Waterways for Play, $1,926,425
Dr. Frank Harbin is proposing several projects to enhance access and use of Rome’s rivers, building off a Florida plan that has turned their waterways into a water trail system. Harbin — and SPLOST committee member Doc Kibler — are among a group of local people who take paddle-vacations on the Suwanee River in that state.
The bulk of the funding, $1.4 million, would go to creating two paddle campsites where kayakers could stop for the night. They’d each have five screened sleeping platforms with electricity, for up to eight campers, and a picnic pavilion with outdoor grills and other amenities.
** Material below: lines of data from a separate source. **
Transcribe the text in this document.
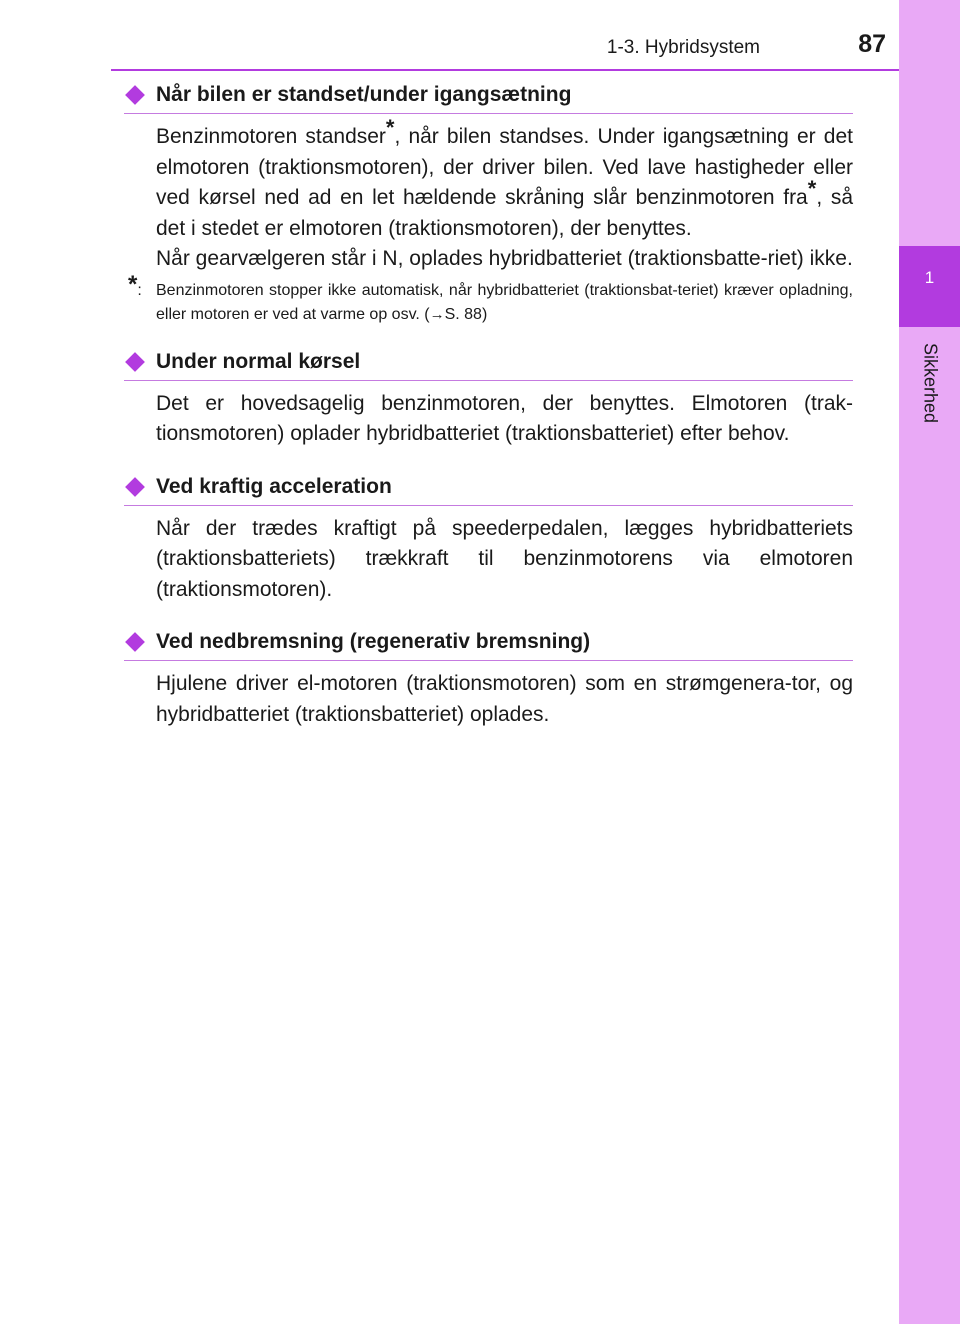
1
Sikkerhed
1-3. Hybridsystem	87
Når bilen er standset/under igangsætning

Benzinmotoren standser*, når bilen standses. Under igangsætning er det elmotoren (traktionsmotoren), der driver bilen. Ved lave hastigheder eller ved kørsel ned ad en let hældende skråning slår benzinmotoren fra*, så det i stedet er elmotoren (traktionsmotoren), der benyttes.

Når gearvælgeren står i N, oplades hybridbatteriet (traktionsbatte-riet) ikke.

*: Benzinmotoren stopper ikke automatisk, når hybridbatteriet (traktionsbat-teriet) kræver opladning, eller motoren er ved at varme op osv. (→S. 88)
Under normal kørsel

Det er hovedsagelig benzinmotoren, der benyttes. Elmotoren (trak-tionsmotoren) oplader hybridbatteriet (traktionsbatteriet) efter behov.

Ved kraftig acceleration

Når der trædes kraftigt på speederpedalen, lægges hybridbatteriets (traktionsbatteriets) trækkraft til benzinmotorens via elmotoren (traktionsmotoren).

Ved nedbremsning (regenerativ bremsning)

Hjulene driver el-motoren (traktionsmotoren) som en strømgenera-tor, og hybridbatteriet (traktionsbatteriet) oplades.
It would be staffed by volunteers, who would take turns living in their RV there for several weeks at a time.
“They do this out west and there’s a waiting list for people who want to be hosts,” Harbin said.
Just under $100,000 would go to improving Brushy Branch, which is used by an estimated 200 people a week, Harbin said, many of them from out of state. Restrooms, a dock, a picnic pavilion, a fish-cleaning station and gravel parking would be added.
“And then we have something of a moon shot,” Harbin said, about the $20,000 that would pay for a feasibility study — to see if a spot in the river could be engineered to create whitewater rapids or a wave pool.
“We’re at the mercy of geology and I don’t know if it’s possible, but it’s worth exploring,” he said.
There also would be two launch sites added, likely at the stadium and Old Dalton Road, along with signage and a bike share program managed through an online app.
“For $2 million, Floyd County would basically own the river trail, and make sure people end up in downtown Rome,” Harbin said.
Veterans Memorial and Redmond interchange, no cost given
Resident Nathan Roberts is advocating for the elimination of the traffic signal at Redmond and Veterans Memorial Highway by using the abandoned railroad easement to reroute traffic.
Westbound traffic would travel under the bridge before merging.
“It’s wide enough for a couple of lanes, maybe even a bike path,” Roberts told the committee.
Roberts did not have a cost estimate, however, and he came without a commitment from Berry College, which owns much of the land where the traffic would be rerouted. McCord said it’s a good idea, but would also need approval from the Georgia Department of Transportation, since Ga. 1 Loop — the bypass — is a state route.